# Hanoi Open 2011



## vuaquyen92 (Jul 5, 2011)

Date Jul 30-31, 2011
City Ha Noi, Vietnam
Venue People's Committee of Khuong Mai Precinct
Address No. 136, Nguyen Ngoc Nai Street, Thanh Xuan District
Website http://www.rubikvn.org/WCA
Organiser Viet Nam Cubing Club
WCA Delegate: @Nguyen Anh Trinh @Anders Larsson

Hope everyone will come


----------



## AvGalen (Jul 5, 2011)

Hanoi is showing up on http://www.worldcubeassociation.org...onId=Vietnam&years=current&pattern=&list=List
but Ho Chi Minh 2011 on http://www.rubikvn.org/WCA/index.php?option=com_content&view=article&id=5&Itemid=2 links to the 2010 competition


----------



## AvGalen (Jul 6, 2011)

Just received this:
Anders Larsson
Ho Chi Minh city venue confirmed. It will be a one-day competition (Saturday 6 Aug).

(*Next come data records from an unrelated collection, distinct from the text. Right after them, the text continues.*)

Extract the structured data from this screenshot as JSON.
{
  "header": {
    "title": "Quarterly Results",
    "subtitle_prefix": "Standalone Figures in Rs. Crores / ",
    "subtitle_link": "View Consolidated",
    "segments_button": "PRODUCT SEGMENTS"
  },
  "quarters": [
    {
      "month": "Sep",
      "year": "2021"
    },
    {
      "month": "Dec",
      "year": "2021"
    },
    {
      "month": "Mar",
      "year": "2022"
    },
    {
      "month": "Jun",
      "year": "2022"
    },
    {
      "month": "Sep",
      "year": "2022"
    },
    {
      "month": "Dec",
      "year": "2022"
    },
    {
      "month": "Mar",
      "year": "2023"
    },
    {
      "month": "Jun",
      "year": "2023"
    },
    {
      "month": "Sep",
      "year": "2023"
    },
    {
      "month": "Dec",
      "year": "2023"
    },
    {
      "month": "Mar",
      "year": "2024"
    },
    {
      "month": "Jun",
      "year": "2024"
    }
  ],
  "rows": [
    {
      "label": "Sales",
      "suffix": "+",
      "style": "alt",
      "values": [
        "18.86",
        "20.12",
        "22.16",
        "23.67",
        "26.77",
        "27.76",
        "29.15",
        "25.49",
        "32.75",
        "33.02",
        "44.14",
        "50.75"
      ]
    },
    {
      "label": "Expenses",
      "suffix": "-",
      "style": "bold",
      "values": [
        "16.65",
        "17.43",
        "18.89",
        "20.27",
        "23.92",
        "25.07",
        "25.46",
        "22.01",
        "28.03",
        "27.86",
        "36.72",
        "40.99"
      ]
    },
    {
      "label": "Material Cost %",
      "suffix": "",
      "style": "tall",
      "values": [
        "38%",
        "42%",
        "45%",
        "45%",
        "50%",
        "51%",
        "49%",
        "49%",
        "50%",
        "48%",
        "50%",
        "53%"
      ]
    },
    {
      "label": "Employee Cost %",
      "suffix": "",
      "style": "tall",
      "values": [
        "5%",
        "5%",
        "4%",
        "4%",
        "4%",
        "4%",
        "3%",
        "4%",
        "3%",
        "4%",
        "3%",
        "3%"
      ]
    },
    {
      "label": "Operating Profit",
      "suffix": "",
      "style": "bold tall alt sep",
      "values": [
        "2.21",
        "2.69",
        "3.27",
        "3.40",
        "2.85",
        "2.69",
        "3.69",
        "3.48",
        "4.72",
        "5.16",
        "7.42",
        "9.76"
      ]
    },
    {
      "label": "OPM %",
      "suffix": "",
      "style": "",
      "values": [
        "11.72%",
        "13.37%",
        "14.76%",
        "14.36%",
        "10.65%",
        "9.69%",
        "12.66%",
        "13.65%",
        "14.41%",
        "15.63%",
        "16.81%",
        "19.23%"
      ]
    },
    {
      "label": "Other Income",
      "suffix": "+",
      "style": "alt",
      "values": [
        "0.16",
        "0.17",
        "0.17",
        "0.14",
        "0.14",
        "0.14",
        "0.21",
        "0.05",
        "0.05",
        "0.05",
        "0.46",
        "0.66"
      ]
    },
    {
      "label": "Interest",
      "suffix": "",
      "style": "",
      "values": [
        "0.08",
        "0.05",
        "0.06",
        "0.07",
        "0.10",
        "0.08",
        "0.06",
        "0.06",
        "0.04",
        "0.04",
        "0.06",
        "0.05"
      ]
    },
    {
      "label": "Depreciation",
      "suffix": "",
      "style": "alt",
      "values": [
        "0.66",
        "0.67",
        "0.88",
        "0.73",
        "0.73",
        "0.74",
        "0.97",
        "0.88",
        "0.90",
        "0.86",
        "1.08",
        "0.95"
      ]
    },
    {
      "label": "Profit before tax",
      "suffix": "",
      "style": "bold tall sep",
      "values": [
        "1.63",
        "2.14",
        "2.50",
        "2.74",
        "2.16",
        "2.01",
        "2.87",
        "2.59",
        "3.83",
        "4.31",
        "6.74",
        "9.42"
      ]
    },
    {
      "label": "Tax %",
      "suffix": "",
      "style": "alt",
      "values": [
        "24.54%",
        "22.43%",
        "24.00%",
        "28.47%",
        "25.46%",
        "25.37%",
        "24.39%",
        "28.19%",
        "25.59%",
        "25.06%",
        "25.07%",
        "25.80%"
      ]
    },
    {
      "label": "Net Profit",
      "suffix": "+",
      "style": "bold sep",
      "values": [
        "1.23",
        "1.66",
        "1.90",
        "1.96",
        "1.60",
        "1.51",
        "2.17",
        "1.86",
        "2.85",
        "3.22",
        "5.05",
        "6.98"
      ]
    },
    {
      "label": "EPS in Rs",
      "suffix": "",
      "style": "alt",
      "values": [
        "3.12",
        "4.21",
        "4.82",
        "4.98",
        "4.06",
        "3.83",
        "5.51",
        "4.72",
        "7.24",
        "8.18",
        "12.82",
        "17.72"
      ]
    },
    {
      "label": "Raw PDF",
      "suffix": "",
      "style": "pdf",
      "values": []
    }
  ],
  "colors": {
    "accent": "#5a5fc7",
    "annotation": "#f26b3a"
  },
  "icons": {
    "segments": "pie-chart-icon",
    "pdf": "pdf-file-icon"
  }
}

Details are sent to the WCA board for announcing. Should be up RSN.


----------



## anders (Jul 6, 2011)

AvGalen said:


> Just received this:
> Anders Larsson
> Ho Chi Minh city venue confirmed. It will be a one-day competition (Saturday 6 Aug). Details are sent to the WCA board for announcing. Should be up RSN.


 
Old news 
Ha Noi Open 2011: http://worldcubeassociation.org/results/c.php?i=HaNoiOpen2011
Ho Chi Minh City Open 2011: http://worldcubeassociation.org/results/c.php?i=HoChiMinhCityOpen2011


----------



## AvGalen (Jul 6, 2011)

When Anders says "Real Soon Now", he means it!
I (pre) registered, Zoé will do so as well RSN


----------